Nestled in the rolling parkland of central Alberta, Lacombe sits roughly 25 kilometres north of Red Deer and about 125 kilometres south of Edmonton. This geographic position places it neatly between the foothills of the Rocky Mountains to the west and the broad, flat prairie stretching east. The city officially achieved that status on September 5, 2010, becoming Alberta’s 17th city – a milestone that marked considerable growth from its origins as a modest stopping point along an early settler trail.

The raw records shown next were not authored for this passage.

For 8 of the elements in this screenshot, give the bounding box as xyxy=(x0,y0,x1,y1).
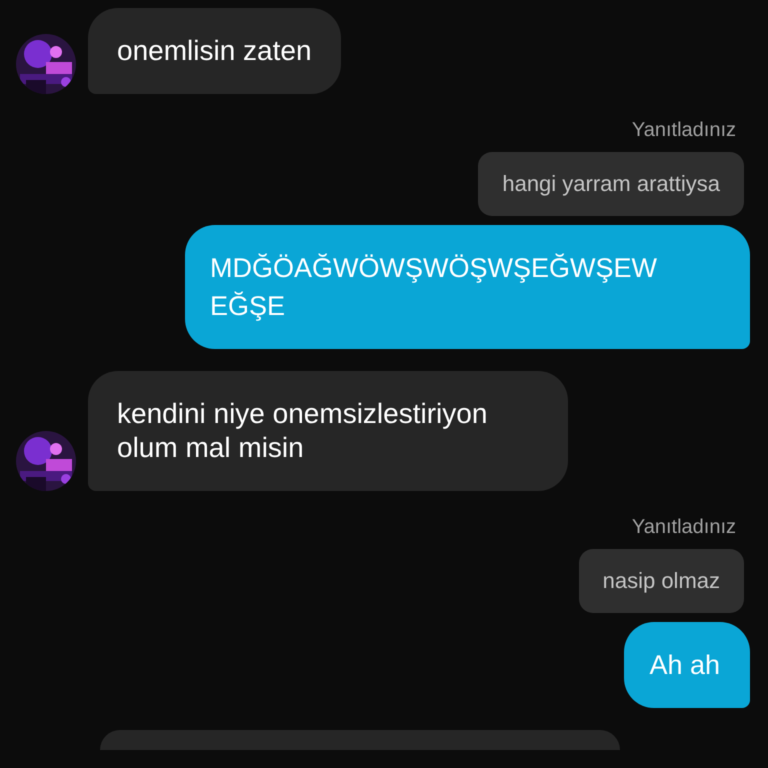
message-bubble: onemlisin zaten xyxy=(88,8,341,94)
quoted-message: hangi yarram arattiysa xyxy=(478,152,744,216)
message-bubble: kendini niye onemsizlestiriyon olum mal misin xyxy=(88,371,568,491)
reply-label: Yanıtladınız xyxy=(632,118,736,142)
reply-label: Yanıtladınız xyxy=(632,515,736,539)
quoted-message: nasip olmaz xyxy=(578,549,744,613)
message-bubble: Ah ah xyxy=(624,622,750,708)
message-bubble: MDĞÖAĞWÖWŞWÖŞWŞEĞWŞEW EĞŞE xyxy=(185,225,750,349)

A Community Rooted in History
The story of Lacombe begins with Ed Barnett, a former member of the North-West Mounted Police who arrived in the area in 1883 after leaving Fort Macleod two years earlier. Barnett, who had been among the NWMP party that escorted Chief Sitting Bull to the Canada-US border in July 1881, used a land grant from his service to establish a stopping house for travellers moving along the Calgary and Edmonton Trail. The settlement became known as Barnett’s Siding. The arrival of the Calgary and Edmonton Railway in 1891 opened the region to broader settlement, and by 1893, downtown blocks and lots had been surveyed. The community earned village status in 1896 and town status in 1902. The CPR president William Van Horne later renamed the community in honour of Father Albert Lacombe, a French-Canadian Roman Catholic Oblate missionary born on February 28, 1827, who spent much of his life among the Cree and Blackfoot peoples of western Canada. Father Lacombe is credited with brokering peace between those two nations, helping negotiate the route of the Canadian Pacific Railway through Blackfoot territory, and persuading Blackfoot leader Crowfoot not to join the North-West Rebellion of 1885. The Lacombe Police Service has served the community since 1900. In 1907, the federal government established an experimental farm in the area to advance research into grain and livestock production.
Population and Growth
According to the 2021 Census conducted by Statistics Canada, Lacombe had a population of 13,396 residents living in 5,194 of its 5,552 total private dwellings. That figure represents a 2.6% increase from the 2016 census count of 13,057. The city covers a land area of 20.59 square kilometres, giving it a population density of approximately 650.6 people per square kilometre. A 2019 municipal census recorded the population at 13,985, reflecting growth of nearly 10% from the 12,728 counted in the 2014 municipal census. Lacombe experiences a humid continental climate, categorised under the Koppen climate classification system as Dfb.